■撃ちしてゲルマン

さて、お次はドイツの航空機関銃編に入りましょう。
まずは第一次大戦期のものから。

手前が7.92mmマキシム L.MG08/15型、奥が7.92mmパラベラム L.MG14。



ただし、歴代旅行記をご覧になった方は既にご存知のように、
マキシムはイギリスの兵器会社ですから、ドイツの機関銃を作るわけがない。

これはドイツで量産されたマキシム機関銃で、いわゆるシュパンダウ機関銃ですね。
一応、キチンとしたライセンスを買っての生産だったようですが、
どうも勝手に改良型を造りまくったようで、まず軽量化されたMG08/15が造られ、
さらに航空機に搭載するため、当時は水冷が普通だった銃身を空冷化した
この“L”.MG08/15が造られたようです。
でもって、この機関銃はプロペラ同調機銃としても使えたため、
第一次大戦時におけるドイツの多くの機体に搭載されています。

ちなみにドイツ機関銃の名前のアタマに
“L”が付くと空冷(luftgekühlte)を意味します。
空冷にしたのはフォッカー社が自社の機体に積もうとしたためで、
常に高速で動く航空機なら空冷で冷やせるはず、と考えたみたいですね。
で、それまでツェッペリン飛行船に搭載されてた水冷型のMG08/15を
軽くて扱いが簡単な空冷に改造したのが、この機関銃だとか。

で、その上の7.92mm パラベラムMG14は、
そのマキシム機関銃を基により軽量型の機関銃として造られたもので、
大幅な改良が加えられて1916年から導入が始まってます。
というか、普通に見る限り完全に別物でしょう、これ。
この機関銃は基本は後部銃座用、旋回銃として使われたみたいです。

で、以下余談(笑)。
宮崎駿監督の「紅の豚」の主人公の愛機につまれていた機関銃ですが、
モデルグラフィクスに掲載された原作での説明だと、
シュパンダウ機関銃と書かれてますから、写真の下の機関銃ですね。
ただし、アニメ版を見ると微妙に形状が異なるので、断言はしません(笑)。
もっともこの写真のは銃座用、手で撃つタイプのものなので、
後部に段差があったりして機内搭載用のものとは形が異なります。




お次は、第二次大戦期のドイツの機関銃を。
まずは、ラインメタル社謹製の機関銃軍団。
手前が7.92mmのMG15、同じく中央がMG17、一番奥は13mmのMG131です。

MG15(下)は後部銃座などの旋回銃であり、
MG17(中)が戦闘機などで機首や主翼に内蔵するタイプ、というのが
7.92mm機銃における住み分けだったようです。

ところがイヤンてなくらないタフなアメリカ機を相手だと7.92mmのMG17では
破壊力不足とされ、その後継として開発されたのが13mmのMG131(上)です。
MG17(中)はMe109&110、さらにはFw190などに搭載され、
大戦初期のドイツ戦闘機の主力機関銃となっていたのですが、
大戦中盤以降、13mm機関銃MG131(上)に置き換えられて行く事になったのでした。

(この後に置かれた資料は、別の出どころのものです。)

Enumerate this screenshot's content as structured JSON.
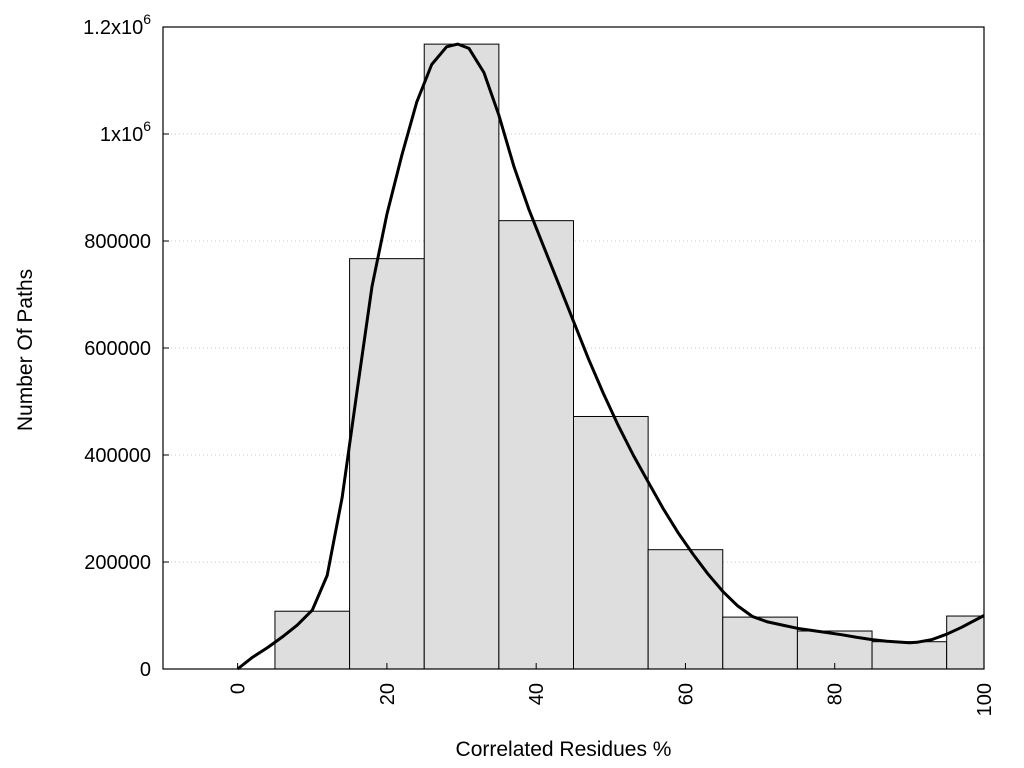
{
  "chart_data": {
    "type": "bar",
    "title": "",
    "xlabel": "Correlated Residues %",
    "ylabel": "Number Of Paths",
    "xlim": [
      -10,
      100
    ],
    "ylim": [
      0,
      1200000
    ],
    "grid": {
      "y": true,
      "x": false,
      "style": "dotted"
    },
    "legend": "none",
    "x_ticks": [
      {
        "value": 0,
        "label": "0"
      },
      {
        "value": 20,
        "label": "20"
      },
      {
        "value": 40,
        "label": "40"
      },
      {
        "value": 60,
        "label": "60"
      },
      {
        "value": 80,
        "label": "80"
      },
      {
        "value": 100,
        "label": "100"
      }
    ],
    "y_ticks": [
      {
        "value": 0,
        "label": "0"
      },
      {
        "value": 200000,
        "label": "200000"
      },
      {
        "value": 400000,
        "label": "400000"
      },
      {
        "value": 600000,
        "label": "600000"
      },
      {
        "value": 800000,
        "label": "800000"
      },
      {
        "value": 1000000,
        "label": "1x10",
        "sup": "6"
      },
      {
        "value": 1200000,
        "label": "1.2x10",
        "sup": "6"
      }
    ],
    "bins": [
      {
        "x0": 5,
        "x1": 15,
        "value": 108000
      },
      {
        "x0": 15,
        "x1": 25,
        "value": 767000
      },
      {
        "x0": 25,
        "x1": 35,
        "value": 1168000
      },
      {
        "x0": 35,
        "x1": 45,
        "value": 838000
      },
      {
        "x0": 45,
        "x1": 55,
        "value": 472000
      },
      {
        "x0": 55,
        "x1": 65,
        "value": 223000
      },
      {
        "x0": 65,
        "x1": 75,
        "value": 97000
      },
      {
        "x0": 75,
        "x1": 85,
        "value": 71000
      },
      {
        "x0": 85,
        "x1": 95,
        "value": 51000
      },
      {
        "x0": 95,
        "x1": 100,
        "value": 99000
      }
    ],
    "curve": {
      "x": [
        0,
        2,
        4,
        6,
        8,
        10,
        12,
        14,
        16,
        18,
        20,
        22,
        24,
        26,
        28,
        29.5,
        31,
        33,
        35,
        37,
        39,
        41,
        43,
        45,
        47,
        49,
        51,
        53,
        55,
        57,
        59,
        61,
        63,
        65,
        67,
        69,
        71,
        73,
        75,
        77,
        79,
        81,
        83,
        85,
        87,
        89,
        90,
        91,
        93,
        95,
        97,
        100
      ],
      "y": [
        0,
        22000,
        40000,
        60000,
        82000,
        110000,
        175000,
        320000,
        520000,
        715000,
        850000,
        960000,
        1060000,
        1130000,
        1163000,
        1168000,
        1160000,
        1115000,
        1035000,
        940000,
        860000,
        790000,
        720000,
        650000,
        580000,
        515000,
        455000,
        400000,
        350000,
        300000,
        255000,
        215000,
        178000,
        145000,
        118000,
        98000,
        88000,
        82000,
        76000,
        72000,
        68000,
        64000,
        59000,
        55000,
        52000,
        50000,
        49000,
        50000,
        55000,
        65000,
        78000,
        100000
      ]
    },
    "colors": {
      "bar_fill": "#dedede",
      "bar_stroke": "#000000",
      "curve": "#000000",
      "grid": "#c8c8c8"
    }
  }
}
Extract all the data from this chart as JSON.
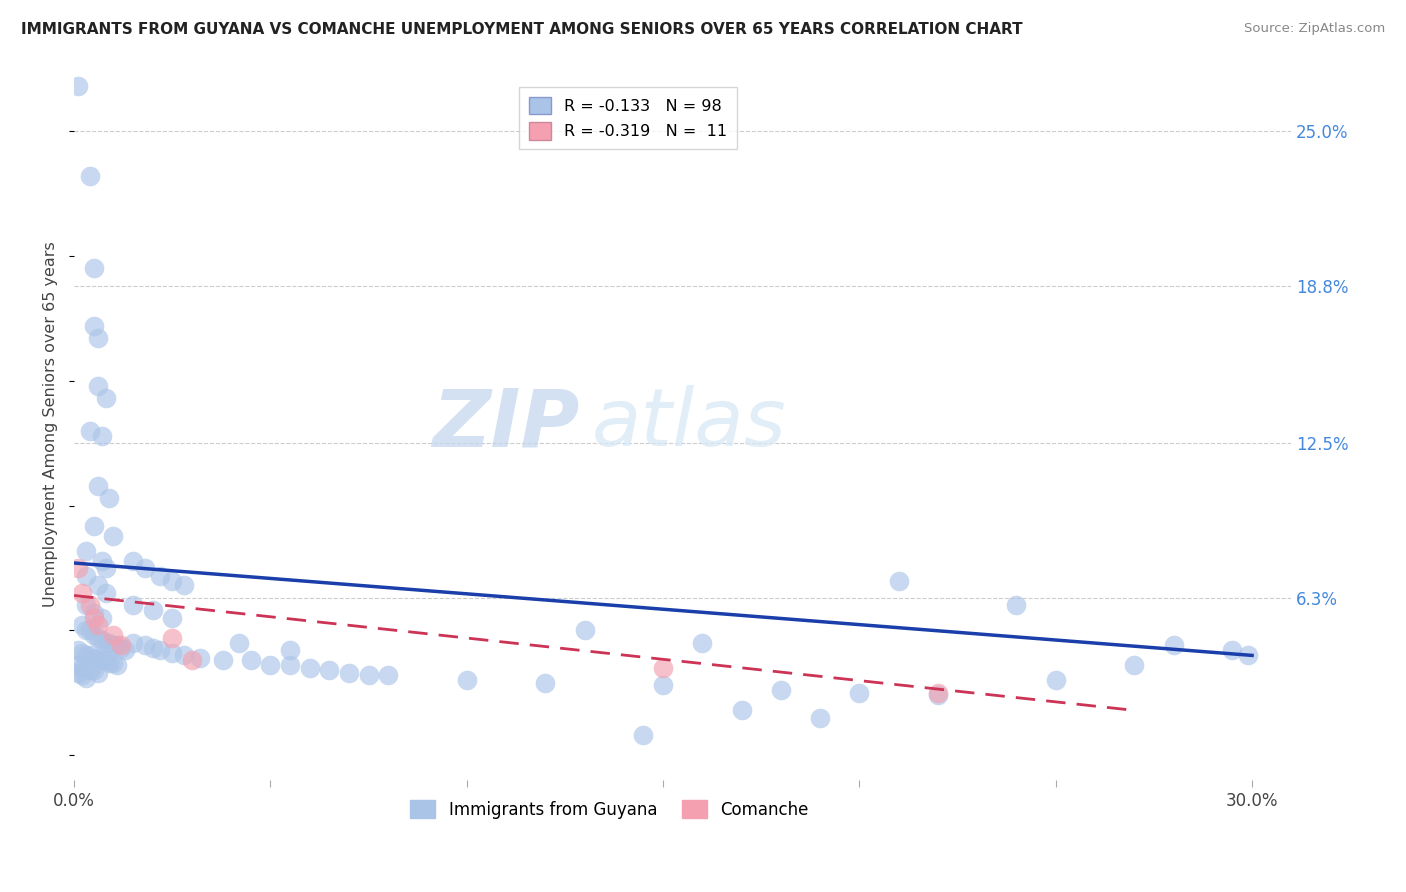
{
  "title": "IMMIGRANTS FROM GUYANA VS COMANCHE UNEMPLOYMENT AMONG SENIORS OVER 65 YEARS CORRELATION CHART",
  "source": "Source: ZipAtlas.com",
  "ylabel": "Unemployment Among Seniors over 65 years",
  "xlim": [
    0.0,
    0.31
  ],
  "ylim": [
    -0.01,
    0.275
  ],
  "ytick_labels_right": [
    "25.0%",
    "18.8%",
    "12.5%",
    "6.3%"
  ],
  "ytick_positions_right": [
    0.25,
    0.188,
    0.125,
    0.063
  ],
  "blue_color": "#aac4e8",
  "pink_color": "#f4a0b0",
  "trend_blue_color": "#1a3faa",
  "trend_pink_color": "#cc3355",
  "blue_scatter": [
    [
      0.001,
      0.268
    ],
    [
      0.004,
      0.232
    ],
    [
      0.005,
      0.195
    ],
    [
      0.005,
      0.172
    ],
    [
      0.006,
      0.167
    ],
    [
      0.006,
      0.148
    ],
    [
      0.008,
      0.143
    ],
    [
      0.004,
      0.13
    ],
    [
      0.007,
      0.128
    ],
    [
      0.006,
      0.108
    ],
    [
      0.009,
      0.103
    ],
    [
      0.005,
      0.092
    ],
    [
      0.01,
      0.088
    ],
    [
      0.003,
      0.082
    ],
    [
      0.007,
      0.078
    ],
    [
      0.008,
      0.075
    ],
    [
      0.003,
      0.072
    ],
    [
      0.006,
      0.068
    ],
    [
      0.008,
      0.065
    ],
    [
      0.003,
      0.06
    ],
    [
      0.005,
      0.057
    ],
    [
      0.007,
      0.055
    ],
    [
      0.002,
      0.052
    ],
    [
      0.003,
      0.05
    ],
    [
      0.004,
      0.05
    ],
    [
      0.005,
      0.048
    ],
    [
      0.006,
      0.047
    ],
    [
      0.007,
      0.046
    ],
    [
      0.008,
      0.045
    ],
    [
      0.009,
      0.045
    ],
    [
      0.01,
      0.044
    ],
    [
      0.011,
      0.044
    ],
    [
      0.012,
      0.043
    ],
    [
      0.013,
      0.042
    ],
    [
      0.001,
      0.042
    ],
    [
      0.002,
      0.041
    ],
    [
      0.003,
      0.04
    ],
    [
      0.004,
      0.04
    ],
    [
      0.005,
      0.039
    ],
    [
      0.006,
      0.039
    ],
    [
      0.007,
      0.038
    ],
    [
      0.008,
      0.038
    ],
    [
      0.009,
      0.037
    ],
    [
      0.01,
      0.037
    ],
    [
      0.011,
      0.036
    ],
    [
      0.001,
      0.036
    ],
    [
      0.002,
      0.035
    ],
    [
      0.003,
      0.035
    ],
    [
      0.004,
      0.034
    ],
    [
      0.005,
      0.034
    ],
    [
      0.006,
      0.033
    ],
    [
      0.001,
      0.033
    ],
    [
      0.002,
      0.032
    ],
    [
      0.003,
      0.031
    ],
    [
      0.015,
      0.078
    ],
    [
      0.018,
      0.075
    ],
    [
      0.022,
      0.072
    ],
    [
      0.025,
      0.07
    ],
    [
      0.028,
      0.068
    ],
    [
      0.015,
      0.06
    ],
    [
      0.02,
      0.058
    ],
    [
      0.025,
      0.055
    ],
    [
      0.015,
      0.045
    ],
    [
      0.018,
      0.044
    ],
    [
      0.02,
      0.043
    ],
    [
      0.022,
      0.042
    ],
    [
      0.025,
      0.041
    ],
    [
      0.028,
      0.04
    ],
    [
      0.032,
      0.039
    ],
    [
      0.038,
      0.038
    ],
    [
      0.05,
      0.036
    ],
    [
      0.06,
      0.035
    ],
    [
      0.07,
      0.033
    ],
    [
      0.08,
      0.032
    ],
    [
      0.1,
      0.03
    ],
    [
      0.12,
      0.029
    ],
    [
      0.15,
      0.028
    ],
    [
      0.18,
      0.026
    ],
    [
      0.2,
      0.025
    ],
    [
      0.22,
      0.024
    ],
    [
      0.21,
      0.07
    ],
    [
      0.24,
      0.06
    ],
    [
      0.28,
      0.044
    ],
    [
      0.295,
      0.042
    ],
    [
      0.17,
      0.018
    ],
    [
      0.19,
      0.015
    ],
    [
      0.145,
      0.008
    ],
    [
      0.299,
      0.04
    ],
    [
      0.13,
      0.05
    ],
    [
      0.16,
      0.045
    ],
    [
      0.25,
      0.03
    ],
    [
      0.27,
      0.036
    ],
    [
      0.045,
      0.038
    ],
    [
      0.055,
      0.036
    ],
    [
      0.065,
      0.034
    ],
    [
      0.075,
      0.032
    ],
    [
      0.042,
      0.045
    ],
    [
      0.055,
      0.042
    ]
  ],
  "pink_scatter": [
    [
      0.001,
      0.075
    ],
    [
      0.002,
      0.065
    ],
    [
      0.004,
      0.06
    ],
    [
      0.005,
      0.055
    ],
    [
      0.006,
      0.052
    ],
    [
      0.01,
      0.048
    ],
    [
      0.012,
      0.044
    ],
    [
      0.025,
      0.047
    ],
    [
      0.03,
      0.038
    ],
    [
      0.15,
      0.035
    ],
    [
      0.22,
      0.025
    ]
  ],
  "blue_trend_x": [
    0.0,
    0.3
  ],
  "blue_trend_y": [
    0.077,
    0.04
  ],
  "pink_trend_x": [
    0.0,
    0.27
  ],
  "pink_trend_y": [
    0.064,
    0.018
  ]
}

お次は銃座用の新型機関銃、7.92mm マウザーMG 81(Z)。
上写真のMG15(下)の後継機銃ですね。

この機関銃は単体の場合MG81、箱の中のように
2丁で1セットとした場合はMG81Zと名前が変わります。
(Zはドイツ語の双子Zwillingの頭文字)
ちなみに、この展示の箱もオリジナルの輸送用梱包箱だそうな。

最初から2門1セットで使う設計になっていた唯一のドイツの機関銃だそうで、
これによって秒間3200発の発射速度になったとか。
これは先に見たミニガンより2割少ないだけ、という機関銃としては、
かなりの発射速度のようです。

ただし、もともとは当時の歩兵用機関銃、MG34からの派生型だそうで、
さすがに1940年以降のヨーロッパの空で戦うには少々貧弱な印象があります…。
それで2丁セットにしたんでしょうが、それでも
よほど接近しないと致命傷を与える事は無理でしょう。
そもそもMG81単体での採用例がほとんど見つからないので、
やはり火力が貧弱という問題があり、その対策として2丁化したんじゃないかと。

でもって、ここでまたも余談。
Mauzerの日本語表記は二種類あり、
マウザー、モーゼルとまるで違うものになってます。

英語読みではマウザーでいいとして、ドイツ語読みだとマーツァ、
フランス語読みだとモージーといった感じで、モーゼルなる読みが
どこから出てきたのか、どうもよくわかりません(笑)。
とりあえず、今までの記事ではモーゼルと表記して来ましたが、
今回からは英語でもドイツ語でも通じる、マウザーに変更します。